Customer Lockbox for Microsoft Fabric has four audit logs:
Audit log Friendly name GetRefreshHistoryViaLockbox Get refresh history via lockbox DeleteAdminUsageDashboardsViaLockbox Delete admin usage dashboards via lockbox DeleteUsageMetricsv2PackageViaLockbox Delete usage metrics v2 package via lockbox DeleteAdminMonitoringFolderViaLockbox Delete admin monitoring folder via lockbox GetQueryTextTelemetryViaLockbox Get query text from secured telemetry store via Lockbox
Exclusions
Customer Lockbox requests aren't triggered in the following engineering support scenarios:
Emergency scenarios that fall outside of standard operating procedures. For example, a major service outage requires immediate attention to recover or restore services in an unexpected scenario. These events are rare and usually don't require access to customer data.

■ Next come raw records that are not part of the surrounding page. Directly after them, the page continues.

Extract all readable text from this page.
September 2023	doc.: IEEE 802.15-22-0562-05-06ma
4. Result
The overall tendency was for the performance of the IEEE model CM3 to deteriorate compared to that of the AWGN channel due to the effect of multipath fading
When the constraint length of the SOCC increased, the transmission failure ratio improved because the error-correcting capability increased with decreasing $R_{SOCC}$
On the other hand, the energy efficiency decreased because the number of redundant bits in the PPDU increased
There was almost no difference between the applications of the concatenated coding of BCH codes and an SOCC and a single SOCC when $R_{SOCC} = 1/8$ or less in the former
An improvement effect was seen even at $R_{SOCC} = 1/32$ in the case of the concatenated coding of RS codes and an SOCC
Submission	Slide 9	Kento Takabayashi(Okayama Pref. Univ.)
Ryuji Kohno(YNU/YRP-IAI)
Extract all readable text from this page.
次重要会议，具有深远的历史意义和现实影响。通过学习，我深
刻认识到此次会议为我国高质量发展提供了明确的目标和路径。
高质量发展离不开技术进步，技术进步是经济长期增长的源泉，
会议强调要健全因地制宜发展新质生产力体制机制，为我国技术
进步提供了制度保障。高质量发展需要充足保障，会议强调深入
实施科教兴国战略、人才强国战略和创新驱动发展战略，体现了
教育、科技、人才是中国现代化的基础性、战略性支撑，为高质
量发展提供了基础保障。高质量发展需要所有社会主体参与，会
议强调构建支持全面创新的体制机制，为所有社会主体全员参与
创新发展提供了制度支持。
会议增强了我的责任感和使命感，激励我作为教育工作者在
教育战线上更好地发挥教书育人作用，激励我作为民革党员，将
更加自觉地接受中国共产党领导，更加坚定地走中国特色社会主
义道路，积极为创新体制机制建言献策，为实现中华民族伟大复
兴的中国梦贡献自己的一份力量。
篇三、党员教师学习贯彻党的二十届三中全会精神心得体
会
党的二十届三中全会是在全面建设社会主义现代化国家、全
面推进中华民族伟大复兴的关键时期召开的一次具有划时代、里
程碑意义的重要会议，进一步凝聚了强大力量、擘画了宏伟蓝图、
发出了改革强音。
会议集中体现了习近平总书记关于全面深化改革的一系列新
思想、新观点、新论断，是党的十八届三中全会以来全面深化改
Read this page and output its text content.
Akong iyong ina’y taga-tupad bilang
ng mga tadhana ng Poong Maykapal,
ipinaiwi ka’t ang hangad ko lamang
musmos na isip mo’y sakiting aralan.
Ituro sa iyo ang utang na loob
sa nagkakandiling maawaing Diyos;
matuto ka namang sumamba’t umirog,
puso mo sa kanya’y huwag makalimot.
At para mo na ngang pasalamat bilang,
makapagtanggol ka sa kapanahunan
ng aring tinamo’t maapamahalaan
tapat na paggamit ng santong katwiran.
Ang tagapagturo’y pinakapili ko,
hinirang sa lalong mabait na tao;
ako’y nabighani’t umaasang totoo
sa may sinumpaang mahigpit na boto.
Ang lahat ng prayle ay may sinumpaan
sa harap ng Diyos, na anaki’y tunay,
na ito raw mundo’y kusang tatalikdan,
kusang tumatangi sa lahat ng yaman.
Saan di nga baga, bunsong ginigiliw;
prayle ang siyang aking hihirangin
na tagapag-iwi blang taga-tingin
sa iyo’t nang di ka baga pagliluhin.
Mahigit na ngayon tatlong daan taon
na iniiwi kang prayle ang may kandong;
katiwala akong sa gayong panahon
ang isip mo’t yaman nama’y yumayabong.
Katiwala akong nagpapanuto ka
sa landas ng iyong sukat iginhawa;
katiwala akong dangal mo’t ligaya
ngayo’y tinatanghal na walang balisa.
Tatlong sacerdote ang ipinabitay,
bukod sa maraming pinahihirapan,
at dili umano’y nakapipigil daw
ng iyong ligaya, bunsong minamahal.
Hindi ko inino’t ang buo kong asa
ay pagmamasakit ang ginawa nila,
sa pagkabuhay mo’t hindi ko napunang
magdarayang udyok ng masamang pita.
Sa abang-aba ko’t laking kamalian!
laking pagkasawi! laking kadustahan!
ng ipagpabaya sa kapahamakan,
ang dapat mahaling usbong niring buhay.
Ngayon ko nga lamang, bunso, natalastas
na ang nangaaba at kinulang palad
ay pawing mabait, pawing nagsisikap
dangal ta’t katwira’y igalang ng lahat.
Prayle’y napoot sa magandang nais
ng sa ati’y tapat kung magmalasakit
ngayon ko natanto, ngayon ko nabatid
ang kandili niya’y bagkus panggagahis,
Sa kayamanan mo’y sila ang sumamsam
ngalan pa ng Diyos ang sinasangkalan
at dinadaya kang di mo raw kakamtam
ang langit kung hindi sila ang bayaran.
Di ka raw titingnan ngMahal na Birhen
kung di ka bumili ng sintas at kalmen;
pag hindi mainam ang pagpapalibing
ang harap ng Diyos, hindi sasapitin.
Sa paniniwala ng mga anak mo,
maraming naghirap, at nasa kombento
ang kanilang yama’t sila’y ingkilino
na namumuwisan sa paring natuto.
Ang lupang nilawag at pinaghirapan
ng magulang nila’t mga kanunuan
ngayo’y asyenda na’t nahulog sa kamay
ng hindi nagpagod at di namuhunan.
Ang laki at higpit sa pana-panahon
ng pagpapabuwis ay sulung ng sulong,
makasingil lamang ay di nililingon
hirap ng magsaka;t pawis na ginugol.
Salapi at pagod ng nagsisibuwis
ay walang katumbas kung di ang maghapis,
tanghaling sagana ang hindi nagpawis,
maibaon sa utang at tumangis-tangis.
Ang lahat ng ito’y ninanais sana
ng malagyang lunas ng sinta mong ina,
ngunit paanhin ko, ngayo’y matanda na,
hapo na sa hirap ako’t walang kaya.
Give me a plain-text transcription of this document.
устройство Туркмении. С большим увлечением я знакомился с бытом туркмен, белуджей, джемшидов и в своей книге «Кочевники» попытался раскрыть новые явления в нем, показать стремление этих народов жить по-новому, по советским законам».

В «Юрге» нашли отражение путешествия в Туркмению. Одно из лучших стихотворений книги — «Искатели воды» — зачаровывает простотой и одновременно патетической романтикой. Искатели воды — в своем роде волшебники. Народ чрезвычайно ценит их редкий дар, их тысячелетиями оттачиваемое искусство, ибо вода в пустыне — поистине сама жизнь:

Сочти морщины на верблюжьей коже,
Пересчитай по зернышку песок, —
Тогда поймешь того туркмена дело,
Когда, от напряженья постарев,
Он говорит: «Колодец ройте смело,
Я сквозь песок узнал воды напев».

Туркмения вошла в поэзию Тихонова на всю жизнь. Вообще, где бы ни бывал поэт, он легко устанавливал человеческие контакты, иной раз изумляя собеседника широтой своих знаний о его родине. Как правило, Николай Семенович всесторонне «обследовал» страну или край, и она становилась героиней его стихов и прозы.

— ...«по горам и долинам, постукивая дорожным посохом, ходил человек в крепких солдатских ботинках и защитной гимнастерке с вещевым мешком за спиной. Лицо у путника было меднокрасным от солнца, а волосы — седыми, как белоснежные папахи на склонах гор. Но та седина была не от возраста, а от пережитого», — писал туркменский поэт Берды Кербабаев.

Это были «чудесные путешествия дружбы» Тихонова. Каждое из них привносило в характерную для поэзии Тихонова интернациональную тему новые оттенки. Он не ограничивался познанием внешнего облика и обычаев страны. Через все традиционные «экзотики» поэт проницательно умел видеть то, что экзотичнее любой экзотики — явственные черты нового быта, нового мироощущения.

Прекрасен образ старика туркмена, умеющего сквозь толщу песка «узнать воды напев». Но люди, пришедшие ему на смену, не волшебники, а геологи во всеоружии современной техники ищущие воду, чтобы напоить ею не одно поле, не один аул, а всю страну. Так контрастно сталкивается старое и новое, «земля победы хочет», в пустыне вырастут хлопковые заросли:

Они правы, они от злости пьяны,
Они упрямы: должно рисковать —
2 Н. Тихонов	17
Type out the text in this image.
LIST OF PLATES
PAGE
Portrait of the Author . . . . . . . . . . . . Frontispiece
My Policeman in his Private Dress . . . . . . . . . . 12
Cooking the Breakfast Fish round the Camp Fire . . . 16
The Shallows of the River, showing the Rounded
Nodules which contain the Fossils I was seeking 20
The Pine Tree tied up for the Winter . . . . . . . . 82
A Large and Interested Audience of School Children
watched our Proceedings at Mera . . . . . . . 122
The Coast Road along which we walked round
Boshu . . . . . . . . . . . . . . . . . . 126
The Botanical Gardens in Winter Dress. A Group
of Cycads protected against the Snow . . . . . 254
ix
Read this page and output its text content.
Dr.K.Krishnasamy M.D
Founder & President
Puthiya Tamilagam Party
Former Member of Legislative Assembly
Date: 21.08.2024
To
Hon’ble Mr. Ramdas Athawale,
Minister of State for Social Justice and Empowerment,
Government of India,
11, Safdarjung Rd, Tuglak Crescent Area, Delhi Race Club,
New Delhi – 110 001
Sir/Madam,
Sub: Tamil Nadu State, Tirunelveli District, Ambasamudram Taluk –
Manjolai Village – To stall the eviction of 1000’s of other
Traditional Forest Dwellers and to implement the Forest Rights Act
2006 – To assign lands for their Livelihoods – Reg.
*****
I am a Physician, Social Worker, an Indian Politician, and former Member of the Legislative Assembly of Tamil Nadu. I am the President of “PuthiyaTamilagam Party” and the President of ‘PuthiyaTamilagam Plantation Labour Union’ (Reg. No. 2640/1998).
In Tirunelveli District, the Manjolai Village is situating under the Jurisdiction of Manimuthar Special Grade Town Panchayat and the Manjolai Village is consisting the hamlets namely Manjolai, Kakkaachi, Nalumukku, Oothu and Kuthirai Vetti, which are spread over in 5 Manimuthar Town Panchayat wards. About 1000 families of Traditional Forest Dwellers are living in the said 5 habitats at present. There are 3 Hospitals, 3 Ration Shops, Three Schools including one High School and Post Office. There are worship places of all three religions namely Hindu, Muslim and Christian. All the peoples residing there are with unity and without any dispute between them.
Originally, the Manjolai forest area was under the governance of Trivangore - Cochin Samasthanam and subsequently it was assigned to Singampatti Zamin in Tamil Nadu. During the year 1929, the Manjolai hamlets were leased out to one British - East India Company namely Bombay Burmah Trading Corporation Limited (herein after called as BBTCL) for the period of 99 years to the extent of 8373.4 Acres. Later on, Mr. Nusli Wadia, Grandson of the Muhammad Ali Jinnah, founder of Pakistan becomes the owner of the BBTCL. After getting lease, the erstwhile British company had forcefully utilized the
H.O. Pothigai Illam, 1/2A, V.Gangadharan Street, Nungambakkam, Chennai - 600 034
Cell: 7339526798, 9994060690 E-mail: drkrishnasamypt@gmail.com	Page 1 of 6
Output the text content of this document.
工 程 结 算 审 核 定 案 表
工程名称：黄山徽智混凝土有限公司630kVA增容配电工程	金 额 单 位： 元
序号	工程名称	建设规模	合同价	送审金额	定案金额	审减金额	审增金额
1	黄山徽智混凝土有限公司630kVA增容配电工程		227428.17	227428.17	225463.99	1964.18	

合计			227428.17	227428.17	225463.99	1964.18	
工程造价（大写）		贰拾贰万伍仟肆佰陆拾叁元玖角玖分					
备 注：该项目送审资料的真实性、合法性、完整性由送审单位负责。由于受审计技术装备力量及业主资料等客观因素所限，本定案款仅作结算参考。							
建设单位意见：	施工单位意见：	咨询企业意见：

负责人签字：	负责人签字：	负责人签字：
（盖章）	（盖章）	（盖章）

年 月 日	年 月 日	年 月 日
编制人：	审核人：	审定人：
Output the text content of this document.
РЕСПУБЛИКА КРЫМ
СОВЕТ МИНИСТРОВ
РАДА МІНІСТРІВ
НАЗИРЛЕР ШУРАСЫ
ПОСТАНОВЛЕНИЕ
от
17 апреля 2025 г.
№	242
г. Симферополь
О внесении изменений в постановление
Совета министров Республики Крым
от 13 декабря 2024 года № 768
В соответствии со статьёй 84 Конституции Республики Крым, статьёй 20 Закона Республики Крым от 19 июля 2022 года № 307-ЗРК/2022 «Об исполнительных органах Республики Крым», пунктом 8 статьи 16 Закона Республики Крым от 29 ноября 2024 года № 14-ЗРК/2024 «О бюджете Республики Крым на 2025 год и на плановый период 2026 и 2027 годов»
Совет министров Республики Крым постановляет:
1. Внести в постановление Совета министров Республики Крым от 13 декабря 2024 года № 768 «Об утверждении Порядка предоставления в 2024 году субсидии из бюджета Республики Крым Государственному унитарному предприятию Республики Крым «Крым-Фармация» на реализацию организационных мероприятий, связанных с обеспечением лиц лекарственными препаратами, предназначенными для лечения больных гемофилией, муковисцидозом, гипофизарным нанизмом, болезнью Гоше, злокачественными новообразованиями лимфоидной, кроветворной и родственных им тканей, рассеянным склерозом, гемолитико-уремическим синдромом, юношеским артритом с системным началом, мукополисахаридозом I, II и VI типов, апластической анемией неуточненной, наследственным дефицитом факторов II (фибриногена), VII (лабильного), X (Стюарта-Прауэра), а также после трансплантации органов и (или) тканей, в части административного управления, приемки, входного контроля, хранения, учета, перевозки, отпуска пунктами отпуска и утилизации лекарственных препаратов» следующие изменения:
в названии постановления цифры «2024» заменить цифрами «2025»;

A Microsoft engineer accesses the Azure platform as part of troubleshooting, and is accidentally exposed to customer data. For example, during troubleshooting the Azure Network Team captures a packet on a network device. Such scenarios don't usually result in access to meaningful customer data.
External legal demands for data. For details, see government requests for data on the Microsoft Trust Center.
Data access
Access to data varies according to the Microsoft Fabric experience your request is for. This section lists which data the Microsoft engineer can access, after you approve a Customer Lockbox request.
Power BI - When running the operations listed below, the Microsoft engineer will have access to a few tables linked to your request. Each operation the Microsoft engineer uses, is reflected in the audit logs.
- Get model refresh history
- Delete admin usage dashboard
- Delete usage metrics v2 package
- Delete admin monitoring folder
- Delete admin workspace
- Access particular Dataset in storage
- Get query text from secured telemetry store
Real-Time Intelligence - The Real-Time Intelligence engineer will have access to the data in the KQL database that's linked to your request.
Data Engineering - The Data Engineering engineer will have access to the following Spark logs linked to your request:
- Driver logs
- Event logs
- Executor logs
Data Factory - The Data Factory engineer will have access to data pipeline definitions linked to your request, if permission is granted.